ARTIST STATEMENT
“SOFT FASCINATION”, 2021, Speaks of the pervasive nature of fear and anxiety in a setting where the absence of emotional turmoil has been created. The title of this series refers to the term soft fascination coined by psychologists to describe tranquility – where there is enough interest in our surroundings to hold attention but not so much that it compromises the ability to reflect. As our lives slowed down with life coming to a halt due to the pandemic, stillness welcomes in meditative moments of reflection and uncovers intrusive thoughts. Some works feature large spaces where color, light, and form have been engaged by far-reaching, invading shadows. These shadows mimic the serpentine appearance and consciousness across the surface to overtake these intended spaces of tranquility. In other works in this series, this chasm of emptiness is disrupted by the very colors and movements it sought to extinguish, in reflective chrome as well as raised contours of my body. This is reflective of clearing mental space to reset and come back to a place to restore your Spirit. This void, in all its splendor and strength, is the overwhelming presence of deadlines, flashbacks of traumatic events, and/or social conditioning that have limited our views and potential of ourselves. Tranquility is a state that we can conceive for our well-being and although the stresses of our lives may keep it less clear than we hope it to be, it is not impossible to achieve or embody.
ABOUT THE ARTIST
Raised and bred on the Southside of Chicago, MISU is an interdisciplinary artist. Their work explores themes related to their personal histories, such as vulnerability, fragmented realities, intersecting identities, and their cross-cultural upbringing as Nigerian-American. Within these topics is the undercurrent of creating, holding, and sharing a memory. They work in media that activate living memory through painting, installation, and photographic processes. As they continue to do the work to heal themselves, they seek to work through moments of catharsis in media and processes unfamiliar to them, to initiate new modes of coping in the present.

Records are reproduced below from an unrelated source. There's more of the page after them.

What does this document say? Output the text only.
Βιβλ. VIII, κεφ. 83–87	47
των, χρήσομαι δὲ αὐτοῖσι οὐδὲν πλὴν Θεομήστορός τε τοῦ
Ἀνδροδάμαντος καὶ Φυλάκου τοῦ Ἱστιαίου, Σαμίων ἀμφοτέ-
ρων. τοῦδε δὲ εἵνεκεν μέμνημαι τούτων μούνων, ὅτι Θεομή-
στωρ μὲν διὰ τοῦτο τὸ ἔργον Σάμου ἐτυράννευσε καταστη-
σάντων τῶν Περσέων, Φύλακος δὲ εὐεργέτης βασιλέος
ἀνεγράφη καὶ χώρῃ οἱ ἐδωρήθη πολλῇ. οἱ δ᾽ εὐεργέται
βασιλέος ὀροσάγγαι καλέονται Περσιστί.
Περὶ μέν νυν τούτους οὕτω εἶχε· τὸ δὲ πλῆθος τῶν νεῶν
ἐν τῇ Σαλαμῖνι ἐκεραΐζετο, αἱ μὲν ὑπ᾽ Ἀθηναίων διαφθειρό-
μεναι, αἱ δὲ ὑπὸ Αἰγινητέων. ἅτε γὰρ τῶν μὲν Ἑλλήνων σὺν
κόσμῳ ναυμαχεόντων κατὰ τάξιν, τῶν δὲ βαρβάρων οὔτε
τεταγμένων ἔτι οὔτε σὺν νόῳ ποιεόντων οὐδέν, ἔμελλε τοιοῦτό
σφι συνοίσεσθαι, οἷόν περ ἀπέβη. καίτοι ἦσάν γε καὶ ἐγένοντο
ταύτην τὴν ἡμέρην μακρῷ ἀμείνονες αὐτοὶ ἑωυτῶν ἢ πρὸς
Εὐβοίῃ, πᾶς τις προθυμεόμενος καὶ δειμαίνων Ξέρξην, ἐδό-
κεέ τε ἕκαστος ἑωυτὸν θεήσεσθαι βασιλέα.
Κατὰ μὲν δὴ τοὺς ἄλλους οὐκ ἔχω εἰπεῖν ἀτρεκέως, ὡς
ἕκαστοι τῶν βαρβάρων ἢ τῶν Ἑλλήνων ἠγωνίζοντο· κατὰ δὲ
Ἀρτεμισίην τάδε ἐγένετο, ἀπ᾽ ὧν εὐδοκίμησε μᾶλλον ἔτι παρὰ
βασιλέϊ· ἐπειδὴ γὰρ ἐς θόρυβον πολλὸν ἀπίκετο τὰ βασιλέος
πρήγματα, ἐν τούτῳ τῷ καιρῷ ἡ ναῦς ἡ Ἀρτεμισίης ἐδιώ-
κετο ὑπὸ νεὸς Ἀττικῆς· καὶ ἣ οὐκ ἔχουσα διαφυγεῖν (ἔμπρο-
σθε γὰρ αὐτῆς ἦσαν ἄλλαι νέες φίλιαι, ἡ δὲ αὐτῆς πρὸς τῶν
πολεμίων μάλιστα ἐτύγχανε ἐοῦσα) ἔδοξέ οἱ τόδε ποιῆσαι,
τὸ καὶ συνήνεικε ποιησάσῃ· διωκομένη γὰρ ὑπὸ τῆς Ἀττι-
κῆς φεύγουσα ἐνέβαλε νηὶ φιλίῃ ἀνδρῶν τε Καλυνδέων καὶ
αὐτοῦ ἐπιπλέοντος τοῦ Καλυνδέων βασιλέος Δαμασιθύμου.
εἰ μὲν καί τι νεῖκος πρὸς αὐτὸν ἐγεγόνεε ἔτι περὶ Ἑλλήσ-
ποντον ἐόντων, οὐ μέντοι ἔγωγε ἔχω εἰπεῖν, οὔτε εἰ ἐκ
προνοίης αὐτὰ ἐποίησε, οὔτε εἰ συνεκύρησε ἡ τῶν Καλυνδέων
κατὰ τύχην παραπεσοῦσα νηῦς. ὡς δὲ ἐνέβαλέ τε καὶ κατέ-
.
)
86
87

They obtained their BA in Studio Art at Chicago State University. They received scholarships quarterly during their undergraduate program based on the strength and merit of their distinctive coursework. Since participating in the Art Institute of Chicago’s Andrew W. Mellon Undergraduate Curatorial Summer Academy, they have explored independent fine arts curatorial opportunities.
They have exhibited at several galleries in cities such as Chicago, IL, Oshkosh, WI, and Acme, MI as well as receiving numerous honorable mentions for their photography work. Their budding art practice is continually driven by community engagement, deeply situated introspection, and the research of tangible and ephemeral materiality in quotidian rituals.
They currently live and work in Chicago, IL.